In 1988, a novel growth factor for precursor B cells was identified and designated lymphopoietin-1 (5). Now more commonly known as interleukin (IL)-7, its functional significance and therapeutic potential continue to be investigated. As a pleiotropic cytokine, IL-7 is involved in early B and T cell development (5–10), growth, maintenance and differentiation of thymocytes (11–14) and peripheral T-cell homeostasis (15–17). IL-7 expression has been detected in numerous types of tissue, including bone marrow (5), thymus gland (9,12), liver, kidney, spleen (8), intestine (18,19) and skin (6,19,20).

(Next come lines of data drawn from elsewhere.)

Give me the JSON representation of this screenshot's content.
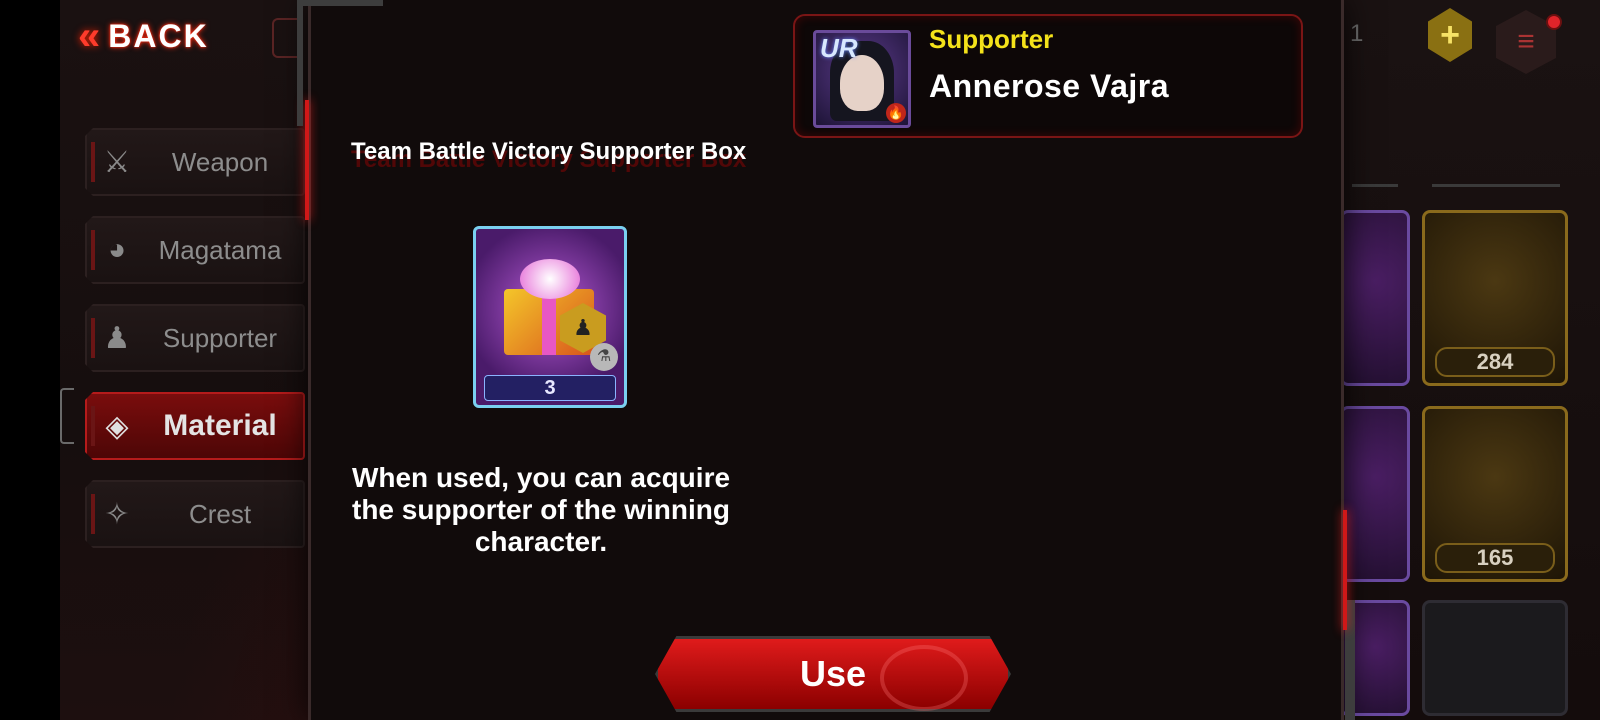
{
  "topbar": {
    "back_label": "BACK",
    "back_chevron": "«",
    "right_counter": "1",
    "plus_icon": "+",
    "menu_icon": "≡"
  },
  "sidebar": {
    "items": [
      {
        "label": "Weapon",
        "icon": "⚔"
      },
      {
        "label": "Magatama",
        "icon": "◕"
      },
      {
        "label": "Supporter",
        "icon": "♟"
      },
      {
        "label": "Material",
        "icon": "◈"
      },
      {
        "label": "Crest",
        "icon": "✧"
      }
    ]
  },
  "inventory": {
    "tiles": [
      {
        "count": "284"
      },
      {
        "count": "165"
      }
    ]
  },
  "modal": {
    "supporter_card": {
      "rank_badge": "UR",
      "label": "Supporter",
      "name": "Annerose Vajra",
      "element_icon": "🔥"
    },
    "item": {
      "title": "Team Battle Victory Supporter Box",
      "count": "3",
      "badge_icon": "♟",
      "flask_icon": "⚗"
    },
    "description": "When used, you can acquire the supporter of the winning character.",
    "use_label": "Use"
  },
  "colors": {
    "accent_red": "#d01818",
    "supporter_yellow": "#f4e21a",
    "gold": "#8a6a1c"
  }
}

The IL-7 receptor (IL-7R) complex is a heterodimer of transmembrane proteins, the IL-7 specific α chain (also known as CD127) and the common γ chain (CD132) (21,22). Neither component is unique to IL-7 signalling, with the α chain also being utilised by thymic stromal lymphopoietin (23,24) and the common γ chain by other members of the interleukin family, including IL-2, IL-4, IL-9 and IL-15 (25–28). Although it is predominantly expressed by cells of the lymphoid lineage, IL-7R has also been detected in human endothelial cell lines (29) and several cancer cell lines, including lung, central nervous system, renal, colon, breast and skin cancer, as well haematological malignancies (30). It also exists in a soluble form that is capable of binding IL-7 in solution (21). IL-7R activation by IL-7 binding leads to dose-dependent phosphorylation of Janus kinase (JAK)-1 and JAK-3 and subsequent phosphorylation of signal transducer and activator of transcription 5, which then translocates to the nucleus to induce gene transcription (31,32), as reviewed by Mazzucchelli and Durum (33). IL-7 has also been demonstrated to activate the phosphatidylinositol 3 kinase (PI3K)/protein kinase B (Akt) signalling pathway in murine and human thymocytes which is known to influence cell survival (32,34,35); however, the exact nature of this signalling pathway is not fully understood.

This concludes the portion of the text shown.